September 5 - The President Visits Pan Am
On September 5, the crowd at the exposition, over 116,000 people, broke all records. The great rush came after supper. ''Every streetcar was loaded and passengers clung to the steps''. The whole city, it seemed, was traveling to the Exposition. After 6:00 about thirty thousand people were admitted through the various gates.
First came a concert by John Philip Sousa. Then came Henry J. Pain, the ''Fire Works King,'' whose name was synonymous with pyrotechnics, who had promised the ''largest pyrotechnical display ever seen.'' For the finale, thousands of tiny fire balls exploded at once, creating a gigantic, sparking likeness of William McKinley. The sky filled with shining letters: ''Welcome President McKinley, Chief of our Nation and our Empire.''
September 6 - The Assassination
That morning, accompanied by a host of city and exposition officials, the McKinleys boarded a train for Niagara Falls. They visited the falls, walked along the gorge, and toured the Niagara Falls Power Project, which the President referred to as ''the marvel of the Electrical Age.'' After lunch the presidential party returned to Buffalo. Mrs. McKinley went to the Milburn house to rest, and the president to the exposition, where he was scheduled to meet the thousands of people who, in spite of the oppressive heat, were waiting at the Temple of Music.
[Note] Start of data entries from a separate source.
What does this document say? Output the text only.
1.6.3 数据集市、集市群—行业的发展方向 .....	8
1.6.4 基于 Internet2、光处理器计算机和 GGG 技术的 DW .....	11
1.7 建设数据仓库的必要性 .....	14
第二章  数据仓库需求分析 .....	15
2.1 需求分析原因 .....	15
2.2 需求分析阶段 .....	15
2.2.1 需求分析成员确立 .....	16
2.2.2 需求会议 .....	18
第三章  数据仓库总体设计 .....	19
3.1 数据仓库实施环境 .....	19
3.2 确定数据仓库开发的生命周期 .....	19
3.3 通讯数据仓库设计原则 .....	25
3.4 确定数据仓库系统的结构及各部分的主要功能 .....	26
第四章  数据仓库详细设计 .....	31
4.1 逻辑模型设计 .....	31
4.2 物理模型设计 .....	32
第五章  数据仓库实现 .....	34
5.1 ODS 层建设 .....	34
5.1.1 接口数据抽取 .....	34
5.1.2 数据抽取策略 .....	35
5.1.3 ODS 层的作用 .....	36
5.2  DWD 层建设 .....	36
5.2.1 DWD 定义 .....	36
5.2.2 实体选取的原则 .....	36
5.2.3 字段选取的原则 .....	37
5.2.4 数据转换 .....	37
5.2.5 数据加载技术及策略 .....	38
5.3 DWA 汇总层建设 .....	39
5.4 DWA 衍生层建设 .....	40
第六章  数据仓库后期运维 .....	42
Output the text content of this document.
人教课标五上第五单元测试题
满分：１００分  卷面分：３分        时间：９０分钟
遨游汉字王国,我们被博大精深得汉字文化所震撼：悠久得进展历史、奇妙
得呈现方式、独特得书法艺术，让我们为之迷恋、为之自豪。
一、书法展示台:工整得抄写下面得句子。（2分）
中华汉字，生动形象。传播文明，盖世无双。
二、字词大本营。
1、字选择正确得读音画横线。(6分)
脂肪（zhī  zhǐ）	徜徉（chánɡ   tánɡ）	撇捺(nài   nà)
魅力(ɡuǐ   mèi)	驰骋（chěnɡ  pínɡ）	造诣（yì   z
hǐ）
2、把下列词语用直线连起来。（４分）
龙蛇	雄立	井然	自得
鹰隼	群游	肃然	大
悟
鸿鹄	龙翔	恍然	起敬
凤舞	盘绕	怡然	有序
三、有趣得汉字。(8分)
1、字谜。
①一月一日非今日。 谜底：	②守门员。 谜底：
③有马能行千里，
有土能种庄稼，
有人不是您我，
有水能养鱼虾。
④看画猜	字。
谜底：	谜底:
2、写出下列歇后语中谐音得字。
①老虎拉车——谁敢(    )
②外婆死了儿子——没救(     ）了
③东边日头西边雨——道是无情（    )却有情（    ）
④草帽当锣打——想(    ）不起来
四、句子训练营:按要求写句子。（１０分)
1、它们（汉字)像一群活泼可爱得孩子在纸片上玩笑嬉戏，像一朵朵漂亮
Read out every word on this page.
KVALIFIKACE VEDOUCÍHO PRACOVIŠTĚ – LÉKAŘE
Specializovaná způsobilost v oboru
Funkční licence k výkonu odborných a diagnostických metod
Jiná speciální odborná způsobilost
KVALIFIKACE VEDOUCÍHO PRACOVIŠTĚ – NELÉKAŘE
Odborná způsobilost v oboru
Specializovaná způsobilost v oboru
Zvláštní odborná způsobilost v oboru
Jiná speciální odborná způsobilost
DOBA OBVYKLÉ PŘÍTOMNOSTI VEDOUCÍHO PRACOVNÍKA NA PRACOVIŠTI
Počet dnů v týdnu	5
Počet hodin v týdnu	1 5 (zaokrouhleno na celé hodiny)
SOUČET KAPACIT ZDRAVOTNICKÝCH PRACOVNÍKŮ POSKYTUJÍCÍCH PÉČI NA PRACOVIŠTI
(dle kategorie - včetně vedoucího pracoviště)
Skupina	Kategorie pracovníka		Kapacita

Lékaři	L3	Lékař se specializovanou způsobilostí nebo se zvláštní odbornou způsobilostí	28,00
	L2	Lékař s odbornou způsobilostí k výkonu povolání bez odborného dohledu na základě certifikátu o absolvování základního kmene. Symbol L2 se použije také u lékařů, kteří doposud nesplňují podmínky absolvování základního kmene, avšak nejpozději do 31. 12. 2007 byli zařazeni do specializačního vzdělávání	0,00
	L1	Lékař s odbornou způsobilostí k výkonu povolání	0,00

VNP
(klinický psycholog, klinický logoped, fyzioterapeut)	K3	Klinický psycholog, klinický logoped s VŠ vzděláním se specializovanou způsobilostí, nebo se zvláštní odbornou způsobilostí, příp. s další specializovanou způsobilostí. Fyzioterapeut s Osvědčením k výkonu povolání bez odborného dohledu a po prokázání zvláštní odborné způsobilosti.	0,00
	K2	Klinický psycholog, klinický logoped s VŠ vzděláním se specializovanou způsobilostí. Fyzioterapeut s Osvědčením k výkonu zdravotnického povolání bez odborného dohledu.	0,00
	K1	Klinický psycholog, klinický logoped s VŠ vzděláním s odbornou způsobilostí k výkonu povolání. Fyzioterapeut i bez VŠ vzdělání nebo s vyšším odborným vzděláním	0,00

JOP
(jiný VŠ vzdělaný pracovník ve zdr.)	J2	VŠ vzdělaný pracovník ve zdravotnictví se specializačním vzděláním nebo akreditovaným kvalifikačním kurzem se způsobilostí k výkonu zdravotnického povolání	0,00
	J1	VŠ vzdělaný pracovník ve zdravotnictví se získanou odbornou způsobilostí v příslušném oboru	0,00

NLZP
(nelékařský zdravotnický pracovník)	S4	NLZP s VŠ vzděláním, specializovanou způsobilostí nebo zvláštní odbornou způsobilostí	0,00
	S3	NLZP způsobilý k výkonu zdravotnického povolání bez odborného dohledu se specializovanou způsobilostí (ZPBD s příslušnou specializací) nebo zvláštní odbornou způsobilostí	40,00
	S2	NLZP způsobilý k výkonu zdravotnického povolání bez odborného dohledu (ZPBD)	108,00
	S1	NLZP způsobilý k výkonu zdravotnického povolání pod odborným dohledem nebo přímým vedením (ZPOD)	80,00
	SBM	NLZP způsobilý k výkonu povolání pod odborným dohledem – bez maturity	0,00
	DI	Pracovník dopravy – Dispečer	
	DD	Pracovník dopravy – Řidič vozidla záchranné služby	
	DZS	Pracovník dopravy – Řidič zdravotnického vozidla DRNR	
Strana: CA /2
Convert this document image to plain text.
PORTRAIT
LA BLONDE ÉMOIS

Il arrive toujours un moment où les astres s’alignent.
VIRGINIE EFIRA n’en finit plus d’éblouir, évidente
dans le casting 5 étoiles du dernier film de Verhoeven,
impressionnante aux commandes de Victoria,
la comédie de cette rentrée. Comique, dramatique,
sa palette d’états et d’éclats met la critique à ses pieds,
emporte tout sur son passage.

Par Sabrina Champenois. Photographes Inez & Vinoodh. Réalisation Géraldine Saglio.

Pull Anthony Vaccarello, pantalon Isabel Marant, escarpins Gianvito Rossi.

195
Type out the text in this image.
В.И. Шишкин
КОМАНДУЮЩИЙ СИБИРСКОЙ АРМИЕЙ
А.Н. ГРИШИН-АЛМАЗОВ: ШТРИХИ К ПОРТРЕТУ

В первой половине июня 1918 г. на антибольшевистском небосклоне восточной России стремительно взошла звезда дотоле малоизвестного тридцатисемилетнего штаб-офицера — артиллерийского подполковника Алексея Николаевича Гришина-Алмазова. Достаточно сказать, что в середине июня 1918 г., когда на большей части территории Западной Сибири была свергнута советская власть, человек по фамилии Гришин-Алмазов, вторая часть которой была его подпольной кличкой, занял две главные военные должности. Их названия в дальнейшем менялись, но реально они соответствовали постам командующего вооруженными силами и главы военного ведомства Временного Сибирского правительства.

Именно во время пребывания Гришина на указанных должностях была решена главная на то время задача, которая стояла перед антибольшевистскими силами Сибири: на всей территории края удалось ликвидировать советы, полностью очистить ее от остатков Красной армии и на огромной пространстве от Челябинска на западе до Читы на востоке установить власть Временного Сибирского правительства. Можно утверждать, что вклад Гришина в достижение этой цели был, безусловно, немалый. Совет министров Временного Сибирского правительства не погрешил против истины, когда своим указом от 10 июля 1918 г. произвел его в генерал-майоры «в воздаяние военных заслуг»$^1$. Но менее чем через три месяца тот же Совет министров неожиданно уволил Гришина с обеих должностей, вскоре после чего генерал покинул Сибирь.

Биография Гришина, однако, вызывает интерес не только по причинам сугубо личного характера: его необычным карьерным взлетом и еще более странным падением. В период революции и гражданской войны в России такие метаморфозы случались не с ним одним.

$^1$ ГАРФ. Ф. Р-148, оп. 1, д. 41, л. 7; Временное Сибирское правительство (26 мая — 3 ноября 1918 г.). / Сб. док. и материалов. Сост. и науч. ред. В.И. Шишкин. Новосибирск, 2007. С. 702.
At 4:00 p.m. the doors of the Temple of Music opened and hundreds of people made an orderly, single-file procession to the front of the auditorium where President McKinley, flanked by John Milburn, stood waiting. It was extremely hot in the room, over ninety degrees, and everybody was carrying handkerchiefs, either wiping their brows or waving them at the president. Leon Czolgosz, however, used his handkerchief to conceal a tiny handgun, and as the fast moving line brought him directly in front of the president, Czolgosz shot him two times in the stomach. ''Giant'' Jim Parker, a six-foot six inch Negro waiter from Atlanta, who was standing directly behind the assassin, smashed him to the floor. While Czolgosz was pounced on and beaten by the attending soldiers and guards, McKinley, amid the screeching pandemonium in the room, was carried out and several minutes later was being rushed in an electrical ambulance to the exposition hospital.
September 14
McKinley weakened steadily throughout the day. At 4:00 P.M. on September 13, his pulsations increased again and at 5:00 P.M. he suffered a heart attack. Aware himself of the futility of further efforts to save him, at 8:00 that night McKinley asked to have a last word with his wife. At 9:00 he lost consciousness, and at 2:10 the following morning he died.